Anthropologische Angst vor der Ersetzung.
Der Topos der "Ersetzung des Menschen" hat eine weitere Dimension. Insbesondere in den 1950er Jahren wurde angesichts der Möglichkeit, dass Technik, vor allem das sogenannte Elektronengehirn, den Menschen ersetzen könne, Erschrecken geäußert. Wiener sprach von der "unheimlichen Fähigkeit" der Maschinen, "menschliches Verhalten nachzuahmen".[22] Dies berührte das menschliche Selbstverständnis als homo laborens. Denn in einer Arbeitsgesellschaft, in der Arbeit als zentral für gesellschaftliche Integration und Teilhabe, zur Existenzsicherung, für gesellschaftliche Reputation sowie Identitätsstiftung galt, bedrohte ihr Verlust die Selbstbeschreibungen und das Selbstverständnis der Menschen.

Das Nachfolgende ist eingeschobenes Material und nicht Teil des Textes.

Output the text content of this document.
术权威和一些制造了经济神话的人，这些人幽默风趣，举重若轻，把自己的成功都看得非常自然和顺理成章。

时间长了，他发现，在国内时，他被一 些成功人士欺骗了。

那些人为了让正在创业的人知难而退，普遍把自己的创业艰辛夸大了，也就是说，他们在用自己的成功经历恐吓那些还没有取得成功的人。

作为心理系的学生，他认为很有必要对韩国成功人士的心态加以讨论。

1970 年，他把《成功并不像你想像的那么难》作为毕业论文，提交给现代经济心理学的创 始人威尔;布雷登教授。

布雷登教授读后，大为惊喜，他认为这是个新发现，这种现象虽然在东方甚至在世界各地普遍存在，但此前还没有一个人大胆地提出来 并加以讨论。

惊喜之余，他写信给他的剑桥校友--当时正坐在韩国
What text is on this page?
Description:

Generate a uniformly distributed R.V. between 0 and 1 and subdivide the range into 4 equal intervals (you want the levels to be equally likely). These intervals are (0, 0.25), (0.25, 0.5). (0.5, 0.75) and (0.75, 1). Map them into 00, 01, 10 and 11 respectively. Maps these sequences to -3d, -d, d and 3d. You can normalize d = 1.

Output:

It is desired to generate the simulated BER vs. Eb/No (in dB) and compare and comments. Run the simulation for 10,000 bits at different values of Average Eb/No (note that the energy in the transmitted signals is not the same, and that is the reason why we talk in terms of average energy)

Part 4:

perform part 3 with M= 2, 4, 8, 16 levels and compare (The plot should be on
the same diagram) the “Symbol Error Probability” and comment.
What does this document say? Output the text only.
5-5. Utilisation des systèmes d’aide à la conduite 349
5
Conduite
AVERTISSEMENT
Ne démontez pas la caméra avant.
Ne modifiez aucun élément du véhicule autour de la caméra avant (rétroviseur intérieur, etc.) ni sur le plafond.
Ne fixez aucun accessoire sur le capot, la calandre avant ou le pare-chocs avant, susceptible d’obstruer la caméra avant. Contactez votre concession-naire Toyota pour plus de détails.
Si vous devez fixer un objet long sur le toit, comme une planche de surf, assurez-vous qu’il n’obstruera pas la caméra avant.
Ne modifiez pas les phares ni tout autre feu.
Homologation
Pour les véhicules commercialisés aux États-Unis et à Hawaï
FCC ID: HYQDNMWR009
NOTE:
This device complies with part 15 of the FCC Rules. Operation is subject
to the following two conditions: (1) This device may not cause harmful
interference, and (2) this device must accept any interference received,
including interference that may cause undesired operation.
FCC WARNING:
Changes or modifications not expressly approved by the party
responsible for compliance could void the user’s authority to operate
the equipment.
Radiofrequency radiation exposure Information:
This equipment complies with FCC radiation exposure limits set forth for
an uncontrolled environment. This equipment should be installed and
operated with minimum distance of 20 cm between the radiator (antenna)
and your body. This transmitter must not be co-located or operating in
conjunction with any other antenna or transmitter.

Die Sorge um die Position des Menschen im Arbeitsprozess durchzieht die Debatten seit den 1950er Jahren, und auch im Kontext von Industrie 4.0 spielt sie wiederum eine erhebliche Rolle. Hier finden sich allerdings Konjunkturen und Wandlungen im Diskurs. In den 1950er Jahre dominierte das Entsetzen über die Möglichkeit, der Mensch sei in all seinen Tätigkeiten, auch den geistigen, ersetzbar.[23] In den 1980er Jahren wurden dagegen im Kontext der Erfahrungen von Grenzen der Automatisierung menschliche Fähigkeiten gleichsam neu entdeckt. Teils triumphal wurde auf die Grenzen der Fähigkeiten von Robotern sowie der Automatisierungsprozesse und die Unersetzbarkeit des Menschen in einer flexibilisierten Produktion hingewiesen.[24] Hier zeigte sich wiederum der Unwillen der Menschen, ersetzt zu werden.